Seperti biasa, setiap pulang ke Indonesia dalam rangka liburan akadamik, saya selalu menyempatkan untuk mudik ke kampung halaman. Selain ziarah ayah dan kakak-kakak, juga menengok ibu dan keluarga lain di kampung. Selain itu juga saya sempatkan untuk ngobrol dengan warga kampung.
Yang menarik dari sekian obrolan adalah tentang Pilgub (Jateng) dan Pilbub (Batang) yang baru saja berlangsung. Menarik karena warga kampung umumnya nggak mengenal "jenis kelamin" dan "kualitas" para kandidat yang sedang berlaga.
Lalu, kenapa mereka memilih si A atau si B? Ternyata mereka memilih si anu atau si inu itu karena ikut-ikutan tokoh-tokoh lokal mereka masing-masing saja yang selama ini menjadi "panutan". Di antara "tokoh lokal" itu adalah tokoh agama, lurah / kades atau para kandidat yang pernah berlaga di Pilkades (Pemilihan Kepala Desa).
Tingkat loyalitas mereka cukup lumayan. Jadi misalnya, orang-orang yang dulu waktu Pilkades milih si A, maka waktu Pilbub dan Pilgub (juga Pilpres) akan memilih jago / kandidat yang dipilih oleh si A tadi.
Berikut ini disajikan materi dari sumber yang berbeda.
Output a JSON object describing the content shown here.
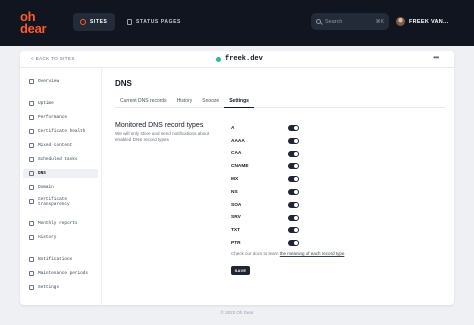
{
  "brand": {
    "line1": "oh",
    "line2": "dear",
    "color": "#ff5a2c"
  },
  "topnav": {
    "sites_label": "SITES",
    "status_pages_label": "STATUS PAGES",
    "search_placeholder": "Search",
    "search_shortcut": "⌘K",
    "user_name": "FREEK VAN..."
  },
  "header": {
    "back_label": "< BACK TO SITES",
    "site_name": "freek.dev",
    "more_label": "•••"
  },
  "sidebar": {
    "items": [
      {
        "label": "Overview",
        "icon": "grid-icon"
      },
      {
        "label": "Uptime",
        "icon": "pulse-icon"
      },
      {
        "label": "Performance",
        "icon": "gauge-icon"
      },
      {
        "label": "Certificate health",
        "icon": "lock-icon"
      },
      {
        "label": "Mixed content",
        "icon": "shield-icon"
      },
      {
        "label": "Scheduled tasks",
        "icon": "clock-icon"
      },
      {
        "label": "DNS",
        "icon": "server-icon"
      },
      {
        "label": "Domain",
        "icon": "globe-icon"
      },
      {
        "label": "Certificate transparency",
        "icon": "eye-icon"
      },
      {
        "label": "Monthly reports",
        "icon": "document-icon"
      },
      {
        "label": "History",
        "icon": "history-icon"
      },
      {
        "label": "Notifications",
        "icon": "bell-icon"
      },
      {
        "label": "Maintenance periods",
        "icon": "wrench-icon"
      },
      {
        "label": "Settings",
        "icon": "gear-icon"
      }
    ]
  },
  "main": {
    "title": "DNS",
    "tabs": [
      "Current DNS records",
      "History",
      "Snooze",
      "Settings"
    ],
    "active_tab": "Settings",
    "section_title": "Monitored DNS record types",
    "section_desc": "We will only store and send notifications about enabled DNS record types",
    "records": [
      {
        "type": "A",
        "enabled": true
      },
      {
        "type": "AAAA",
        "enabled": true
      },
      {
        "type": "CAA",
        "enabled": true
      },
      {
        "type": "CNAME",
        "enabled": true
      },
      {
        "type": "MX",
        "enabled": true
      },
      {
        "type": "NS",
        "enabled": true
      },
      {
        "type": "SOA",
        "enabled": true
      },
      {
        "type": "SRV",
        "enabled": true
      },
      {
        "type": "TXT",
        "enabled": true
      },
      {
        "type": "PTR",
        "enabled": true
      }
    ],
    "docs_prefix": "Check our docs to learn ",
    "docs_link": "the meaning of each record type",
    "docs_suffix": ".",
    "save_label": "SAVE"
  },
  "footer": "© 2022 Oh Dear",
  "colors": {
    "nav_bg": "#10151f",
    "accent": "#ff5a2c",
    "toggle_on": "#1f2533",
    "status_ok": "#2dbd8a"
  }
}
Demikian pula, orang-orang yang dulu memilih si B dalam Pilkades, nanti mereka akan memilih calon bupati, gubernur, atau presiden yang dipilih oleh si B.
Setiap kandidat Pilkades mempunyai "botoh" atau "senopati-senopati" pendukung yang loyal. Mereka inilah yang bergerak mempengaruhi massa untuk memilih kandidat tertentu.
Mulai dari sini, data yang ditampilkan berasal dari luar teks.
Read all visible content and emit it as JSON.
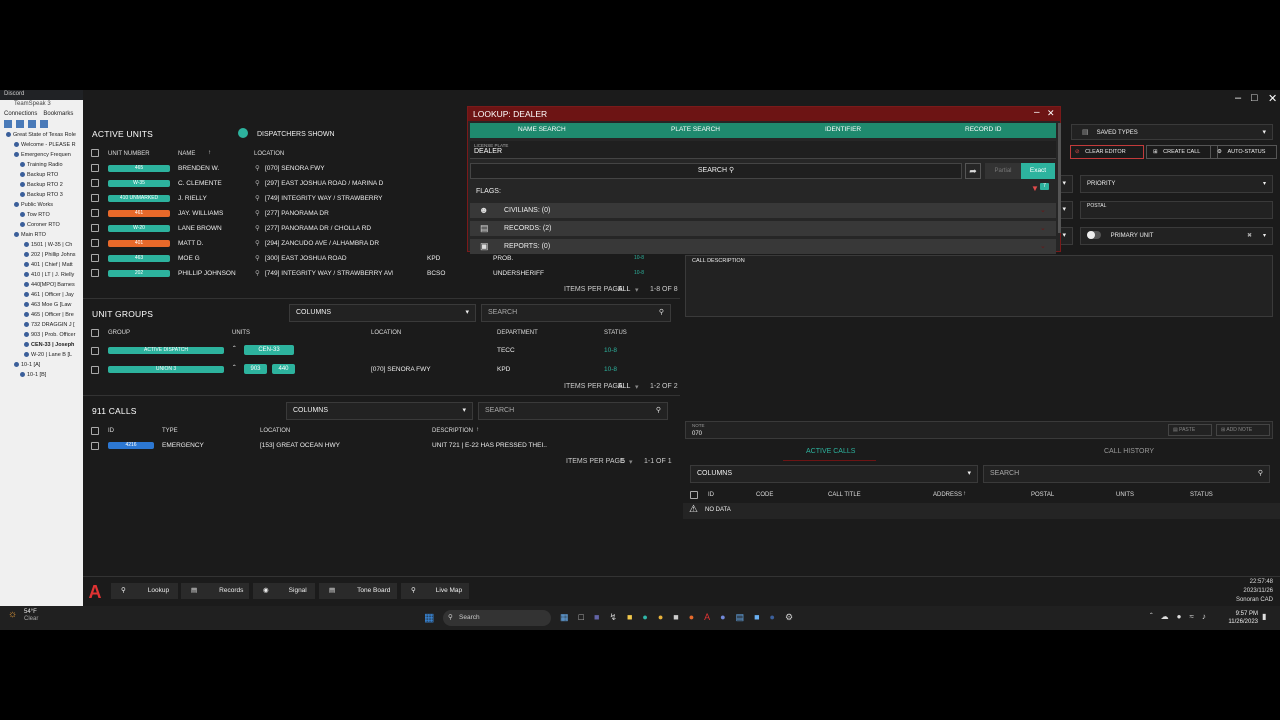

Faktor lain yang tidak kalah pentingnya adalah "uang sogok". Siapa yang membayar lebih tinggi, maka dialah yang akan dipilih. Sangat simpel. Dan orang-orang Indonesia itu, baik laki maupun perempuan, orang kota maupun wong ndeso, tua maupun muda, sama-sama hobi "sogok-menyogok".
Maka berhati-hatilah dan waspadalah dengan "politik uang" atau strategi "sogok-menyogok" ini yang bisa membeli suara sebanyak-banyaknya untuk memenangkan kandidat tertentu. Jangankan wong kampung yang miskin-miskin dan kurus-kering, orang-orang kota yang kaya-kaya dan perutnya gendut-gendut ndlewer saja doyan banget sama kardus dan sogokan.😏🤔 (Oleh: Prof. Sumanto Al Qurtuby)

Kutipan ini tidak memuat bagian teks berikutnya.